I very much welcomed Dambisa Moyo’s book as a contribution to the debate on the Aid Industry. It has always been a source of great frustration to people like myself who have worked in Africa to see how few Africans are given a hearing. The issue of Aid is really central to the continent’s future. Of course the problem is that Moyo is venturing into a debate that has to date been colonized by white men. Despite the fact that she is a native Zambian woman with a Masters from Harvard and a doctorate from Oxford, she has not exactly been welcomed by the Western bien pensant. Her experience with Goldman Sachs and the World Bank counts for nothing when she is opposed by such luminaries as rock stars such as Bono and Geldof, the massed ranks of the Churches and NGOs, and emoting politicians, such as that toxic duo Brown & Blair.
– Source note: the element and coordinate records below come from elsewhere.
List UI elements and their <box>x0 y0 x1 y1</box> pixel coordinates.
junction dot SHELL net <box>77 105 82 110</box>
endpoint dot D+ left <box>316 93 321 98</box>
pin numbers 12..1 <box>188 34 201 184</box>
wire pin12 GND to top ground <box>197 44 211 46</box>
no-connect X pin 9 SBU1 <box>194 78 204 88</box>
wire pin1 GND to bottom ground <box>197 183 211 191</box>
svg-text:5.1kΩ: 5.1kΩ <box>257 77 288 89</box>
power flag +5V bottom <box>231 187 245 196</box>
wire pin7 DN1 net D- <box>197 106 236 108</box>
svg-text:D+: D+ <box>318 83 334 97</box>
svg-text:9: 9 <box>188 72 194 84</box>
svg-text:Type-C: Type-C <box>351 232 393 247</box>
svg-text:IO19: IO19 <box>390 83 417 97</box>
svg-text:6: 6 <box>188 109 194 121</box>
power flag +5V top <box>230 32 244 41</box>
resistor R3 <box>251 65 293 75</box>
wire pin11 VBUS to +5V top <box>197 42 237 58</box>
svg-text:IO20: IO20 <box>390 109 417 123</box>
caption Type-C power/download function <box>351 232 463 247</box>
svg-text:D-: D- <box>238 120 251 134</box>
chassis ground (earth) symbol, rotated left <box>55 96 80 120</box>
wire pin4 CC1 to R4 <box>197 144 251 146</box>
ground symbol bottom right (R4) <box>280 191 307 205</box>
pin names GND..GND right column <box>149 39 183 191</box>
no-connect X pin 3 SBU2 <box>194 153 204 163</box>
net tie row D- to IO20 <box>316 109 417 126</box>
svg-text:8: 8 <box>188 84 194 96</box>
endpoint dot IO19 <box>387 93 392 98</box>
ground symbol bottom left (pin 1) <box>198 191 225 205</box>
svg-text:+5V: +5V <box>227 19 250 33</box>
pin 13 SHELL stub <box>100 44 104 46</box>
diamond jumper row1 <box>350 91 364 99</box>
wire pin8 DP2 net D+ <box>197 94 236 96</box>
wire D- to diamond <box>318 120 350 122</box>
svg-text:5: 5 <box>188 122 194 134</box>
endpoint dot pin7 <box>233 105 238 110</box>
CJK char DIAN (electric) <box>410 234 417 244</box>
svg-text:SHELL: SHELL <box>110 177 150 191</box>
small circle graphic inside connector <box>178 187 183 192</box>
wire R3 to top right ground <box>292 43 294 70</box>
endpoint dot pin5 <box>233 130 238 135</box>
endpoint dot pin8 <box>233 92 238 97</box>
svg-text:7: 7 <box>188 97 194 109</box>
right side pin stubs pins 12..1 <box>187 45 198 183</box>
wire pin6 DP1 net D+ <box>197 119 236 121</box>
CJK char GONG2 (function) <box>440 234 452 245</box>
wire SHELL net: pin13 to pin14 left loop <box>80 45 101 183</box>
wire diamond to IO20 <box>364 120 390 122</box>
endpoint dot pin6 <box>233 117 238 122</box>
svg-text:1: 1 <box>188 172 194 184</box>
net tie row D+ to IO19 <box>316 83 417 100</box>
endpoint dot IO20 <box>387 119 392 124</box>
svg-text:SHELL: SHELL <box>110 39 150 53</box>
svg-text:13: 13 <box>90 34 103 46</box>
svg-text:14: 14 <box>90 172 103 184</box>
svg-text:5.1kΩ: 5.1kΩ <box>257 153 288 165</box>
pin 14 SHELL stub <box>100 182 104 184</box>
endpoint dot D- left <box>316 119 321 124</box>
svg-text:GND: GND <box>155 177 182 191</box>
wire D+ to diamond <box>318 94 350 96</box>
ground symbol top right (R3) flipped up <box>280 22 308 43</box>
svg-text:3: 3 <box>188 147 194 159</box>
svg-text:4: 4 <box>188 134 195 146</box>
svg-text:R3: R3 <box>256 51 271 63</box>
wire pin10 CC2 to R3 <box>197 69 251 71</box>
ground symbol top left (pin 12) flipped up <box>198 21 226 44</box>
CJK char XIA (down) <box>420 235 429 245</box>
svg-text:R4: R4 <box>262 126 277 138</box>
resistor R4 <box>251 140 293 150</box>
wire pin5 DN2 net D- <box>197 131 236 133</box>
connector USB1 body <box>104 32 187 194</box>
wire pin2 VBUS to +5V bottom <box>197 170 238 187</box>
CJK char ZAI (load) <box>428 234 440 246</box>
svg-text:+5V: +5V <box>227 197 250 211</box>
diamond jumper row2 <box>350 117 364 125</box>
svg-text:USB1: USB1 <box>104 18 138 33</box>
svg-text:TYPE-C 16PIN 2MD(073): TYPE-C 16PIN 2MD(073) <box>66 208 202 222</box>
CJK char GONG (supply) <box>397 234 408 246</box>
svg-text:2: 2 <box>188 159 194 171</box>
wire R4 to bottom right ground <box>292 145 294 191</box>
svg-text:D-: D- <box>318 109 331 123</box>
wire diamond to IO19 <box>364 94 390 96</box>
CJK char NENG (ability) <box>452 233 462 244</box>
When she warns that such aid compounds poverty by fostering dependency, breeding corruption and stifling enterprise she should not be dismissed out of hand in the West. Clearly, in order to justify the increased spending on aid, Africans have often been portrayed as helpless. This has discouraged the very trade and investment necessary to drive development. As an old Africa hand I agree with Moyo’s assessment that Chinese direct investment and the resultant building of infrastructure such as roads and railways to extract minerals have had a mainly beneficial effect. Western politicians and NGOs are certainly in no position to criticize the contacts between the Chinese and African despots since it was under the auspices of Western aid, goodwill and transparency that Africa’s most notorious plunderers have risen and thrived.